MxNet with R: Simple XOR Neural Network is not learning

Question

i am wanted to experiment with the MxNet library and built a simple neural network which learns the XOR function. I am facing the problem, that the model is not learning.

Here is the complete script:

library(mxnet)

train = matrix(c(0,0,0,
                 0,1,1,
                 1,0,1,
                 1,1,0),
               nrow=4,
               ncol=3,
               byrow=TRUE)

train.x = train[,-3]
train.y = train[,3]

data <- mx.symbol.Variable("data")
fc1 <- mx.symbol.FullyConnected(data, name="fc1", num_hidden=2)
act1 <- mx.symbol.Activation(fc1, name="relu1", act_type="relu")
fc2 <- mx.symbol.FullyConnected(act1, name="fc2", num_hidden=3)
act2 <- mx.symbol.Activation(fc2, name="relu2", act_type="relu")
fc3 <- mx.symbol.FullyConnected(act2, name="fc3", num_hidden=1)
softmax <- mx.symbol.SoftmaxOutput(fc3, name="sm")

mx.set.seed(0)
model <- mx.model.FeedForward.create(
  softmax,
  X = t(train.x),
  y = train.y,
  num.round = 10,
  array.layout = "columnmajor",
  learning.rate = 0.01,
  momentum = 0.4,
  eval.metric = mx.metric.accuracy,
  epoch.end.callback = mx.callback.log.train.metric(100))
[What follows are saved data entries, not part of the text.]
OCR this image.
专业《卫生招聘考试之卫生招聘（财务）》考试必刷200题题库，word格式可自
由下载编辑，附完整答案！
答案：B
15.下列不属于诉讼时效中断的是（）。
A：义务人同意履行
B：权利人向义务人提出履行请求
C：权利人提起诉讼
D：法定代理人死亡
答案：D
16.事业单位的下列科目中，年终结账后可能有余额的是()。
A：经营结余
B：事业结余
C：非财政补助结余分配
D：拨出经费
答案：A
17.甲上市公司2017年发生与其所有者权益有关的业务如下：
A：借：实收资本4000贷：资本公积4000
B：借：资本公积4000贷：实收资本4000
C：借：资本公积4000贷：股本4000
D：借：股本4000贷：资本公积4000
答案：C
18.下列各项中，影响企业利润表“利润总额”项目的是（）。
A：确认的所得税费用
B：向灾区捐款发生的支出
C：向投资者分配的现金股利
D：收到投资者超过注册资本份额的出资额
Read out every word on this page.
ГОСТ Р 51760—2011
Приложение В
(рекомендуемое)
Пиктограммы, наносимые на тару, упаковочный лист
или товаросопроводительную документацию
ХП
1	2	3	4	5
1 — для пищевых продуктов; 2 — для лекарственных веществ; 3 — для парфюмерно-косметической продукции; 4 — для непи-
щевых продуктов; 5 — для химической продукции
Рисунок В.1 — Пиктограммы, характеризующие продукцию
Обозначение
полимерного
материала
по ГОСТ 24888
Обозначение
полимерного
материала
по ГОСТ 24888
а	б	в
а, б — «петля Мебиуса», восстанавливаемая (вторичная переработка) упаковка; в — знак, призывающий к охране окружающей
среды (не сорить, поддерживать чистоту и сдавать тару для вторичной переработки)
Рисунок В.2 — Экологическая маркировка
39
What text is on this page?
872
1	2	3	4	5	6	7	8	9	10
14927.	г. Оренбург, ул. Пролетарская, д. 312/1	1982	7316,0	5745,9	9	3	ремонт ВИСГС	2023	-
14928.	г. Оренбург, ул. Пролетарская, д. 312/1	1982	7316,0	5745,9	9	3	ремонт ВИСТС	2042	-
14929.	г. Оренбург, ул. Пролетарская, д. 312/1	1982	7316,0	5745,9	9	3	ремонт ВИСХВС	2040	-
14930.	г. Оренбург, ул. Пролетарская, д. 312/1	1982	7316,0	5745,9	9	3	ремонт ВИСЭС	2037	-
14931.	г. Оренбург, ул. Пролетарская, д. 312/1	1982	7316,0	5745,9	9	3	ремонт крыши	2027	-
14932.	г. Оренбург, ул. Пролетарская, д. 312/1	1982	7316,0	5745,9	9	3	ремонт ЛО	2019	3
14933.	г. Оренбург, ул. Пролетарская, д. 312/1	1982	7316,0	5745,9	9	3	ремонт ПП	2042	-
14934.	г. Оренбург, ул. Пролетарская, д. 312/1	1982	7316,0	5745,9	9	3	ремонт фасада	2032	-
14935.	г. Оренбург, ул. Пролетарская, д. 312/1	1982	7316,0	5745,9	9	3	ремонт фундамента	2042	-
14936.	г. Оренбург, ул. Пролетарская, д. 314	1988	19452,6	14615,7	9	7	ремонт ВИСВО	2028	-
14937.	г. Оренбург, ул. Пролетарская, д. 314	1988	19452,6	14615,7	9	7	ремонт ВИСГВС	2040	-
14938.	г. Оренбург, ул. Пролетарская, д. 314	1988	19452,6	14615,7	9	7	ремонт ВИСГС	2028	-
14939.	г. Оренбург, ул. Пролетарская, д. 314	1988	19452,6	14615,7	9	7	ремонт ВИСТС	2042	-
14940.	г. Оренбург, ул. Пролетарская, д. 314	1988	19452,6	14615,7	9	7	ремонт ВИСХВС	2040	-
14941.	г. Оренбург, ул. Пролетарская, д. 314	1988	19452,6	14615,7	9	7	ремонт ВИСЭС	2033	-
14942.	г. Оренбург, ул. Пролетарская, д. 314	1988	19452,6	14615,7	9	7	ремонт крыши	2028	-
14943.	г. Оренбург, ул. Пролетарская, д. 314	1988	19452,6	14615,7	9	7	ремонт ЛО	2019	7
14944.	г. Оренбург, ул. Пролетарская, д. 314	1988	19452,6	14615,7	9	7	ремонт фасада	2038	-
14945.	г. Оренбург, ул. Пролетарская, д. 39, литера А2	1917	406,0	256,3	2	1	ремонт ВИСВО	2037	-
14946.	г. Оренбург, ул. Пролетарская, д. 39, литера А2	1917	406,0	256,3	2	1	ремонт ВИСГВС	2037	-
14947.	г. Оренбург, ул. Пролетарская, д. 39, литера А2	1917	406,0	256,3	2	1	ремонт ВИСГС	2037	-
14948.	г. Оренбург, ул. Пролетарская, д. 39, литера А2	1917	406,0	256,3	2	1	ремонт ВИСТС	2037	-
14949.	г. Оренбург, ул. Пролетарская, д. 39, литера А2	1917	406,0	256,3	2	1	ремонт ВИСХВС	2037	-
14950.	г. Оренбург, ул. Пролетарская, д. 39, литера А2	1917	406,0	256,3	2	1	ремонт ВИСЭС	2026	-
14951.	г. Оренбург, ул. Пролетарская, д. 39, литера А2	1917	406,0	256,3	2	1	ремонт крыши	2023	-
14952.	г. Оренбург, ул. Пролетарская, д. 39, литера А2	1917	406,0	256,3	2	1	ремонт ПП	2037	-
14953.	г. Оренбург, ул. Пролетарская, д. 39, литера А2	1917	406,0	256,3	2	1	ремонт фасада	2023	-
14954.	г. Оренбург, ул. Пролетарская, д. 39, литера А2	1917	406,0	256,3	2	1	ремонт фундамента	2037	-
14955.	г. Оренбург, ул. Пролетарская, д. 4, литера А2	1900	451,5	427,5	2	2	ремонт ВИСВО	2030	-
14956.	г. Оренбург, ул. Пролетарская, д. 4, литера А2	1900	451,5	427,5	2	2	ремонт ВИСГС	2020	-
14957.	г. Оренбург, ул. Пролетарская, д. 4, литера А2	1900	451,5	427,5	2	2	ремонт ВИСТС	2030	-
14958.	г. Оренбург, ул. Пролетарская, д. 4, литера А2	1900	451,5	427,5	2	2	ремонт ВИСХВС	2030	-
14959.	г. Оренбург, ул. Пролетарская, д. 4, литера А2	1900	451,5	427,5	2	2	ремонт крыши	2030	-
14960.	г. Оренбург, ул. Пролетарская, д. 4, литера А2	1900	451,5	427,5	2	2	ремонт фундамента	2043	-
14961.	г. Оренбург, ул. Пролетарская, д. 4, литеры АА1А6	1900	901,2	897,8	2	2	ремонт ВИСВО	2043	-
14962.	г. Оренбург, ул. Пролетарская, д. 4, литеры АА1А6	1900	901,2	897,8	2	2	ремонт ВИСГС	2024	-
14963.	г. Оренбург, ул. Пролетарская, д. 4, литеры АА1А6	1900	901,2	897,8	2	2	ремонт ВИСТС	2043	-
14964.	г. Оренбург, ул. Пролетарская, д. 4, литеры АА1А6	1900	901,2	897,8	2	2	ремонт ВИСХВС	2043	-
predict(model,train.x,array.layout="rowmajor")

An this output is produced:

Start training with 1 devices
[1] Train-accuracy=NaN
[2] Train-accuracy=0.5
[3] Train-accuracy=0.5
[4] Train-accuracy=0.5
[5] Train-accuracy=0.5
[6] Train-accuracy=0.5
[7] Train-accuracy=0.5
[8] Train-accuracy=0.5
[9] Train-accuracy=0.5
[10] Train-accuracy=0.5

> predict(model,train.x,array.layout="rowmajor")
[,1] [,2] [,3] [,4]
[1,]    1    1    1    1

How should I use mxnet to get this example working?

Regards, vaka

score 1 · Accepted Answer · answered Feb 17 '18 at 00:01

Usually activation layer doesn't go right after input as it should be activated once the first layer's calculation is done. You can still achieve imitating XOR function with your old code, but it needs a few tweaks:

You are right that you need to initialize weights. It is a big discussion in Deep Learning community which initial weights are the best, but from my practice Xavier weights are working well
If you want to use softmax, you need to change the last hidden layer units quantity to 2, because you have 2 classes: 0 and 1

After doing these 2 things + few minor optimizations, like removing transposing of the matrix, with the following code:

library(mxnet)

train = matrix(c(0,0,0,
                 0,1,1,
                 1,0,1,
                 1,1,0),
               nrow=4,
               ncol=3,
               byrow=TRUE)

train.x = train[,-3]
train.y = train[,3]

data <- mx.symbol.Variable("data")
fc1 <- mx.symbol.FullyConnected(data, name="fc1", num_hidden=2)
act1 <- mx.symbol.Activation(fc1, name="relu1", act_type="relu")
fc2 <- mx.symbol.FullyConnected(act1, name="fc2", num_hidden=3)
act2 <- mx.symbol.Activation(fc2, name="relu2", act_type="relu")
fc3 <- mx.symbol.FullyConnected(act2, name="fc3", num_hidden=2)
softmax <- mx.symbol.Softmax(fc3, name="sm")

mx.set.seed(0)
model <- mx.model.FeedForward.create(
  softmax,
  X = train.x,
  y = train.y,
  num.round = 50,
  array.layout = "rowmajor",
  learning.rate = 0.1,
  momentum = 0.99,
  eval.metric = mx.metric.accuracy,
  initializer = mx.init.Xavier(rnd_type = "uniform", factor_type = "avg", magnitude = 3),
  epoch.end.callback = mx.callback.log.train.metric(100))

predict(model,train.x,array.layout="rowmajor")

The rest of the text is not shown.